Wednesday, 2 June 2010

Is Your Marriage Warning Light On?

Dr. Bob Snyder writes a great blog entitled “Lessons Learned on the Journey” where he shares thoughts about life as viewed through a Christian filter ( http://www.lessonslearnedonthejourney.com/ ). In a recent posting “Faith Maintenance” , he questioned whether or not he was taking as much care of his faith as his car’s service manual suggested he take of his car. His entry got me thinking, which is often a painful experience, do we take better care of our cars than we do our marriages?


A car comes with a maintenance manual and often there is a warning light on the dashboard that tells you when it is time to have a particular service performed. More specifically the manual is for the make and model of the car you are driving, written and published by the manufacturer of that vehicle. They know what is best to keep your car in top notch running condition.

Christians have been blessed with a marriage maintenance manual -the Bible. It was written by the One who designed and created the institution of marriage. He knows what is absolutely best for each married couple. We too are given a warning light, i.e. our marriage is not experiencing the joy that God intended, or our love for one another does not manifest itself in a way that glorifies the Creator. To put it in secular terms – “you’ve lost that lov’in feeling.” (Love is not a feeling by the way but that is material for another blog.)

Ignoring your marriage warning light will be more hazardous to your emotional and physical well being than if you ignored the emergency warning light on your car.

Now you can turn to Dr. Phil, read a marriage advice column, buy one of the 10, 293 books on marriage published last year, or read what has been written by the inventor of marriage, the One for whom marriage was designed. If you want the “Cliff Notes” version just read in the Book of Ephesians, chapter 5, verses 21-33. This will tell you what you need to do to keep your marriage running in top notch condition.  

Some people are capable of changing their own oil, rotating their own tires and doing other routine maintenance.

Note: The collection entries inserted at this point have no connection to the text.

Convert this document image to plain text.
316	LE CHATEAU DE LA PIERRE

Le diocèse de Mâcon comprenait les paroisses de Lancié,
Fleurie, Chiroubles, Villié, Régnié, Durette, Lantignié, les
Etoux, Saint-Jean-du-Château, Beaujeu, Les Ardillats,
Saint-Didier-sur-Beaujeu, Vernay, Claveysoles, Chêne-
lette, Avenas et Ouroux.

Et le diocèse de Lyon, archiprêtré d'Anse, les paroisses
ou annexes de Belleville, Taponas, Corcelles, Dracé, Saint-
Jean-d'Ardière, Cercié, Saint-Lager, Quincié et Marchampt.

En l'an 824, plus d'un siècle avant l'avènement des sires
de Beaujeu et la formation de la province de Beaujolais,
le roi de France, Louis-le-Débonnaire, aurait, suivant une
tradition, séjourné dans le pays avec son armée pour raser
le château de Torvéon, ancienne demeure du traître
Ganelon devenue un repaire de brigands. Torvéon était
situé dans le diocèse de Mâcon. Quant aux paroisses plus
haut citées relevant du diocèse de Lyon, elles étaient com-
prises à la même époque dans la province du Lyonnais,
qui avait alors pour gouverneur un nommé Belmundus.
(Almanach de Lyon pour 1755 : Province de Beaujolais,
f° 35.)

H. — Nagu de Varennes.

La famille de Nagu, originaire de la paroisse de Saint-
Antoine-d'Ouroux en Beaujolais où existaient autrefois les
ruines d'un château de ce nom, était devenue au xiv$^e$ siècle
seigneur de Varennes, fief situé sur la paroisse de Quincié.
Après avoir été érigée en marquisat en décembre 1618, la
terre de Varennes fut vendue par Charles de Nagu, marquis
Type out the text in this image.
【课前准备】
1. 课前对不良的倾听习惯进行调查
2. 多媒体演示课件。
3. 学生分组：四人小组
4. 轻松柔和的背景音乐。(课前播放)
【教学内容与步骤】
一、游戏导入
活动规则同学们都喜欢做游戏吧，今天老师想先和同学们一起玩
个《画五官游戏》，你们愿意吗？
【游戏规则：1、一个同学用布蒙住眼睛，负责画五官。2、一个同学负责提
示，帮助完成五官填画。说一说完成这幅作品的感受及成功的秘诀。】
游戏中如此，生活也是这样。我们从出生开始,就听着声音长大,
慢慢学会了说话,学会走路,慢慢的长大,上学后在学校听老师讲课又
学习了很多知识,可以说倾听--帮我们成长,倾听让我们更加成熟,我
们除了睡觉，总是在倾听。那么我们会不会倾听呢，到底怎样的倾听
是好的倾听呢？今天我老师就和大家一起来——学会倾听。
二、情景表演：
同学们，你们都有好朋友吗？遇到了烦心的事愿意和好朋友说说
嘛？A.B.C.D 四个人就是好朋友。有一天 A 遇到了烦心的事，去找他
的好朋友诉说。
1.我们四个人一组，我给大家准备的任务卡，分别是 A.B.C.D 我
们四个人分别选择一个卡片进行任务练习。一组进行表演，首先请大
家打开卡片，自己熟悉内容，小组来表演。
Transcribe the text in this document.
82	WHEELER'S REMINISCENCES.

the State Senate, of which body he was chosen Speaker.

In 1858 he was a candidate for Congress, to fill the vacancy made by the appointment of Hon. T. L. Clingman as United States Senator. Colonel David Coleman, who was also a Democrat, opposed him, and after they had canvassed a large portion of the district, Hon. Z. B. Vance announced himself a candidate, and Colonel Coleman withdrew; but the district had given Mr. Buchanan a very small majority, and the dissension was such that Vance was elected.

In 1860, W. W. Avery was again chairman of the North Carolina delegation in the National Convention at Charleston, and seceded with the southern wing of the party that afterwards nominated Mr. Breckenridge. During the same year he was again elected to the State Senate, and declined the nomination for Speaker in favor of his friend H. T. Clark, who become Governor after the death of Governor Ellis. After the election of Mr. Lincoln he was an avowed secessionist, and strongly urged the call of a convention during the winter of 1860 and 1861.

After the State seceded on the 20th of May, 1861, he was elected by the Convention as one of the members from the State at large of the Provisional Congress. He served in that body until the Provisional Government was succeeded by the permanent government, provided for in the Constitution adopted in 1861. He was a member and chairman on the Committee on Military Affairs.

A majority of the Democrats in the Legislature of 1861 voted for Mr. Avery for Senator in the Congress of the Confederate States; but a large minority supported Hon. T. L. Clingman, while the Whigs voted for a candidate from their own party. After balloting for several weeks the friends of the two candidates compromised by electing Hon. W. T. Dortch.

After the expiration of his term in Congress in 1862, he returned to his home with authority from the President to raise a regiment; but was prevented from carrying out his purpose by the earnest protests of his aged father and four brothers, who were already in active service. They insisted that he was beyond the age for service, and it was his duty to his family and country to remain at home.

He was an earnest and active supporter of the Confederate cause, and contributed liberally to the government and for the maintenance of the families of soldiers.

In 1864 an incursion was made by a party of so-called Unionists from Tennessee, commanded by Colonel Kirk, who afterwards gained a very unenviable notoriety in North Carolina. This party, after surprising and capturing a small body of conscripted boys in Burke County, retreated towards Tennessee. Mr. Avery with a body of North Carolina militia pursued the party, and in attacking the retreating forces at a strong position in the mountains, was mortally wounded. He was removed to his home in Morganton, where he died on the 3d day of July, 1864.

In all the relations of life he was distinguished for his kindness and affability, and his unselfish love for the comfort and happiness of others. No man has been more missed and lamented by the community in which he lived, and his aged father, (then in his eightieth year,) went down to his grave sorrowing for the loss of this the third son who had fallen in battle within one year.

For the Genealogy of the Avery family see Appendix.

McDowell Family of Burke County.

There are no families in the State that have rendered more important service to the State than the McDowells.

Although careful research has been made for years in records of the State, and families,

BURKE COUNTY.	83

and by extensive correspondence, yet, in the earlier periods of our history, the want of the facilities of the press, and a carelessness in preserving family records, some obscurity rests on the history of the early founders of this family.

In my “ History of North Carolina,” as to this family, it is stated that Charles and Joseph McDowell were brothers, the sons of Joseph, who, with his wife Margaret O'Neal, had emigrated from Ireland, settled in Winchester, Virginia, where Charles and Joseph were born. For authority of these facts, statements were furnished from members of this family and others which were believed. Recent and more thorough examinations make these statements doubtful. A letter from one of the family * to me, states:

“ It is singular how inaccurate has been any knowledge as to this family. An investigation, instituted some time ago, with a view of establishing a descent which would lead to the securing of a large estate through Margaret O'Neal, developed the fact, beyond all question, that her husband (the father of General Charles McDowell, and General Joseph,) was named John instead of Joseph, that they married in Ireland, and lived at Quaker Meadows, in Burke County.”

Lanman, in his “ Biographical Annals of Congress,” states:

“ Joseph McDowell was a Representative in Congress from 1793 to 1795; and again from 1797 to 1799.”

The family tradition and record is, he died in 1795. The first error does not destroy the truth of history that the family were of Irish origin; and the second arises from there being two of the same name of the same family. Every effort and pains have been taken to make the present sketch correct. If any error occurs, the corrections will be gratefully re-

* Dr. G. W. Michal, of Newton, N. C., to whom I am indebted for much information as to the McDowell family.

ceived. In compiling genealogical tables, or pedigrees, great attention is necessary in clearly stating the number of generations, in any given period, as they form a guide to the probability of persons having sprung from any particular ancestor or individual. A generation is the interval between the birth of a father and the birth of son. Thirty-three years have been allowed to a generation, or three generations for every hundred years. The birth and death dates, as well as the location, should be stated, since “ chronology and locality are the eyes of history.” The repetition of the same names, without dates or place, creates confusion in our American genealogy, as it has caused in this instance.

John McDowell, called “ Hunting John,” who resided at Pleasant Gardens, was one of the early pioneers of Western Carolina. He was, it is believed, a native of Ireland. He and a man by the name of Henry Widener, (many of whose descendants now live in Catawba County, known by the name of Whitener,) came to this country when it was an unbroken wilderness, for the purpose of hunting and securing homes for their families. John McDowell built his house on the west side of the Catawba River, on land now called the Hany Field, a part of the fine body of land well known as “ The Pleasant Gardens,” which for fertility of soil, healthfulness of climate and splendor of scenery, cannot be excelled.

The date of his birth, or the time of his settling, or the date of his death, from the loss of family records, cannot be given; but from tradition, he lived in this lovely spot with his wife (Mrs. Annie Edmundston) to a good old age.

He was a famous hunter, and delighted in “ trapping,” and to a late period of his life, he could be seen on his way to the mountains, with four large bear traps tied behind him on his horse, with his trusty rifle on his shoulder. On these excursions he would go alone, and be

Others of us need to go to a mechanic just to have our tires inflated. If you are in the former category you might find that reading a Christian book on marriage or watching a DVD together will suffice. If you are in the latter category you may need to seek a Christian marriage counselor.

In either case the focus must be on what you need to do to be the husband/wife that God has called you to be, not on what your spouse needs to change.

How about it, are you taking better care of your car than your marriage?

Monday, 31 May 2010

Crumpled Clothes

In a recent marriage class we were discussing the fact that marriage is a gift from God. But many of us act as though our spouse is more like the Apostle Paul’s thorn in the flesh than a gift. A treasured friend offered the following analogy: “Let’s say a good friend gave you a $1500 designer dress that she chose for you because she knew it would look beautiful on you and bring out your best features. After you wore it once or twice you crumpled it up into a ball and threw it into the bottom of your closet. There was nothing wrong with the garment you just didn’t go to the effort to take care of it. Now let’s assume that the person who gave you the gift happened to be visiting and saw the crumpled garment, the one they had so carefully selected for you. How do you think they would feel?” Perhaps God feels like that generous person when He sees what a crumpled mess we have made of the marriage he has given us, all because we didn’t put effort into taking care of it.

As a general rule when I give someone a gift it is something that I think will bring pleasure to them, something that I think they may have wanted and/or hoped for. I might not be brightest bulb but I learned a long time ago not to give my wife an iron or toaster for an anniversary gift. Neither do we give someone a box of Brillo scrub pads when invited to their home for dinner. There are few things that fit into the category of both “really good” and “good for you”. Three things come to mind – red wine and chocolate (you have to love those anti-oxidants) and marriage.

Marriage made the “good” and “good for you” list because when it is good it is really good and God intended it to be good. In addition God intended it for our good. Setting aside the benefits of a longer and healthier life touted as bi-products of marriage, consider that this person who He has given you is part of His development plan for your life. And you say, “You have to be kidding.” You did say that didn’t you? The person who constantly irritates me, the man who couldn’t find the clothes hamper if it were tied to his leg, the woman who acts as though I am a project to be fixed, the person who doesn’t have one romantic bone in his/her body, etc. – that’s part of God’s development plan?

I find two things are true. First, God uses people and circumstances in my life as part of His plan to mold me into the person he wants me to be and secondly, God’s answer to the Apostle Paul in his time of trial is the same as his answer to me, “My grace is sufficient for you."

Remember your spouse is a gift from God, treat him or her that way.  This is where my friends analogy breaks down, don't hang your spouse up!